Shannon Roddel | July 30, 2019
Influencer marketing is extremely widespread, yet ineffective. Eighty-six percent of companies use it as part of their social media strategy, but effectiveness remains low. For an influencer on Facebook, the average engagement rate per post is 0.37 percent; on Twitter, it is even lower at 0.05 percent.
New research from the University of Notre Dame provides a framework of strategies to help managers yield larger returns on engagement.
Christian Hughes CropChristian Hughes
“Driving Brand Engagement Through Online Social Influencers: An Empirical Investigation of Sponsored Blogging Campaigns” is forthcoming in the Journal of Marketing from lead author Christian Hughes, assistant professor of marketing in Notre Dame’s Mendoza College of Business.

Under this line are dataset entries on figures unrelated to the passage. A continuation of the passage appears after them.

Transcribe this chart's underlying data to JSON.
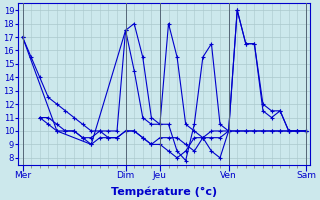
{
  "background_color": "#cce8ec",
  "grid_color": "#aac8cc",
  "line_color": "#0000cc",
  "xlabel": "Température (°c)",
  "xlabel_fontsize": 8,
  "yticks": [
    8,
    9,
    10,
    11,
    12,
    13,
    14,
    15,
    16,
    17,
    18,
    19
  ],
  "ylim": [
    7.5,
    19.5
  ],
  "day_labels": [
    "Mer",
    "Dim",
    "Jeu",
    "Ven",
    "Sam"
  ],
  "day_tick_positions": [
    0,
    12,
    16,
    24,
    33
  ],
  "minor_tick_count": 34,
  "series": [
    {
      "x": [
        0,
        1,
        2,
        3,
        4,
        5,
        6,
        7,
        8,
        9,
        10,
        11,
        12,
        13,
        14,
        15,
        16,
        17,
        18,
        19,
        20,
        21,
        22,
        23,
        24,
        25,
        26,
        27,
        28,
        29,
        30,
        31,
        32,
        33
      ],
      "y": [
        17.0,
        15.5,
        14.0,
        12.5,
        12.0,
        11.5,
        11.0,
        10.5,
        10.0,
        10.0,
        10.0,
        10.0,
        17.5,
        14.5,
        11.0,
        10.5,
        10.5,
        18.0,
        15.5,
        10.5,
        10.0,
        9.5,
        8.5,
        8.0,
        10.0,
        19.0,
        16.5,
        16.5,
        11.5,
        11.0,
        11.5,
        10.0,
        10.0,
        10.0
      ]
    },
    {
      "x": [
        2,
        3,
        4,
        5,
        6,
        7,
        8,
        9,
        10,
        11,
        12,
        13,
        14,
        15,
        16,
        17,
        18,
        19,
        20,
        21,
        22,
        23,
        24,
        25,
        26,
        27,
        28,
        29,
        30,
        31,
        32,
        33
      ],
      "y": [
        11.0,
        11.0,
        10.5,
        10.0,
        10.0,
        9.5,
        9.5,
        10.0,
        9.5,
        9.5,
        10.0,
        10.0,
        9.5,
        9.0,
        9.5,
        9.5,
        9.5,
        9.0,
        8.5,
        9.5,
        9.5,
        9.5,
        10.0,
        10.0,
        10.0,
        10.0,
        10.0,
        10.0,
        10.0,
        10.0,
        10.0,
        10.0
      ]
    },
    {
      "x": [
        0,
        4,
        8,
        12,
        13,
        14,
        15,
        16,
        17,
        18,
        19,
        20,
        21,
        22,
        23,
        24,
        25,
        26,
        27,
        28,
        29,
        30,
        31,
        32,
        33
      ],
      "y": [
        17.0,
        10.0,
        9.0,
        17.5,
        18.0,
        15.5,
        11.0,
        10.5,
        10.5,
        8.5,
        7.8,
        10.5,
        15.5,
        16.5,
        10.5,
        10.0,
        19.0,
        16.5,
        16.5,
        12.0,
        11.5,
        11.5,
        10.0,
        10.0,
        10.0
      ]
    },
    {
      "x": [
        2,
        3,
        4,
        5,
        6,
        7,
        8,
        9,
        10,
        11,
        12,
        13,
        14,
        15,
        16,
        17,
        18,
        19,
        20,
        21,
        22,
        23,
        24,
        25,
        26,
        27,
        28,
        29,
        30,
        31,
        32,
        33
      ],
      "y": [
        11.0,
        10.5,
        10.0,
        10.0,
        10.0,
        9.5,
        9.0,
        9.5,
        9.5,
        9.5,
        10.0,
        10.0,
        9.5,
        9.0,
        9.0,
        8.5,
        8.0,
        8.5,
        9.5,
        9.5,
        10.0,
        10.0,
        10.0,
        10.0,
        10.0,
        10.0,
        10.0,
        10.0,
        10.0,
        10.0,
        10.0,
        10.0
      ]
    }
  ]
}
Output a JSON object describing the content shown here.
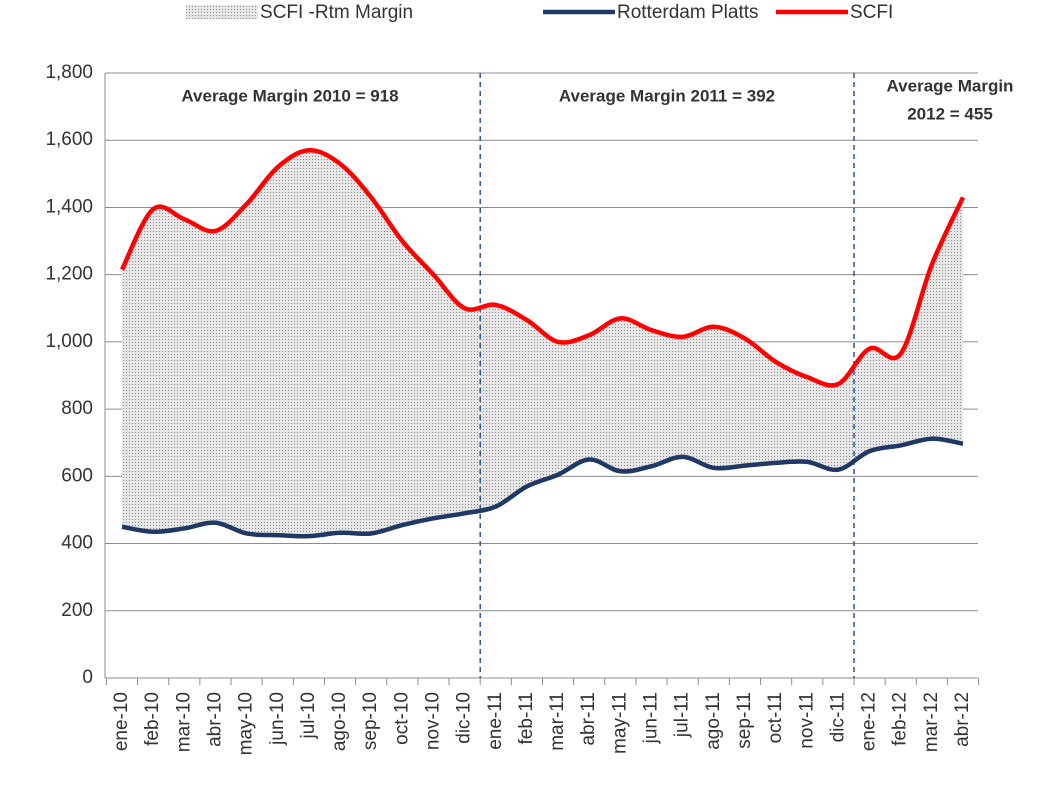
{
  "chart_data": {
    "type": "line",
    "categories": [
      "ene-10",
      "feb-10",
      "mar-10",
      "abr-10",
      "may-10",
      "jun-10",
      "jul-10",
      "ago-10",
      "sep-10",
      "oct-10",
      "nov-10",
      "dic-10",
      "ene-11",
      "feb-11",
      "mar-11",
      "abr-11",
      "may-11",
      "jun-11",
      "jul-11",
      "ago-11",
      "sep-11",
      "oct-11",
      "nov-11",
      "dic-11",
      "ene-12",
      "feb-12",
      "mar-12",
      "abr-12"
    ],
    "series": [
      {
        "name": "SCFI -Rtm Margin",
        "color": "#bfbfbf"
      },
      {
        "name": "Rotterdam Platts",
        "color": "#1f3864",
        "values": [
          450,
          435,
          445,
          462,
          430,
          425,
          422,
          432,
          430,
          455,
          475,
          490,
          510,
          570,
          605,
          650,
          615,
          630,
          658,
          625,
          632,
          640,
          643,
          620,
          675,
          692,
          712,
          697
        ]
      },
      {
        "name": "SCFI",
        "color": "#ff0000",
        "values": [
          1215,
          1395,
          1365,
          1330,
          1410,
          1520,
          1570,
          1530,
          1430,
          1300,
          1200,
          1100,
          1110,
          1065,
          1000,
          1020,
          1070,
          1035,
          1015,
          1045,
          1010,
          940,
          895,
          875,
          980,
          965,
          1230,
          1430
        ]
      }
    ],
    "annotations": [
      [
        "Average Margin 2010 = 918"
      ],
      [
        "Average Margin 2011 = 392"
      ],
      [
        "Average Margin",
        "2012 = 455"
      ]
    ],
    "ylim": [
      0,
      1800
    ],
    "yticks": [
      0,
      200,
      400,
      600,
      800,
      {
        "value": 1000,
        "label": "1,000"
      },
      {
        "value": 1200,
        "label": "1,200"
      },
      {
        "value": 1400,
        "label": "1,400"
      },
      {
        "value": 1600,
        "label": "1,600"
      },
      {
        "value": 1800,
        "label": "1,800"
      }
    ],
    "grid": true,
    "legend": "top"
  }
}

Hughes, along with her co-authors Vanitha Swaminathan of the University of Pittsburgh and Gillian Brooks from the University of Oxford, collected a data set of 57 sponsored blogging campaigns run by companies including AT&T, Walmart, Procter & Gamble, Chick-fil-A, Listerine, OshKosh B’Gosh, Chef Boyardee and Walmart, between 2012 and 2016. The data came from The Motherhood, a social media influencer marketing agency focused on “mommy bloggers,” and involved 600 blogs and 1,800 posts. The researchers followed up the data analysis with an experiment to replicate their findings.
They noticed multiple factors affected success in generating online engagement (posting comments, liking a brand), depending on the type of platform, blog post content and the goals of the campaign — whether trying to generate awareness for a brand or prompt consumer purchase.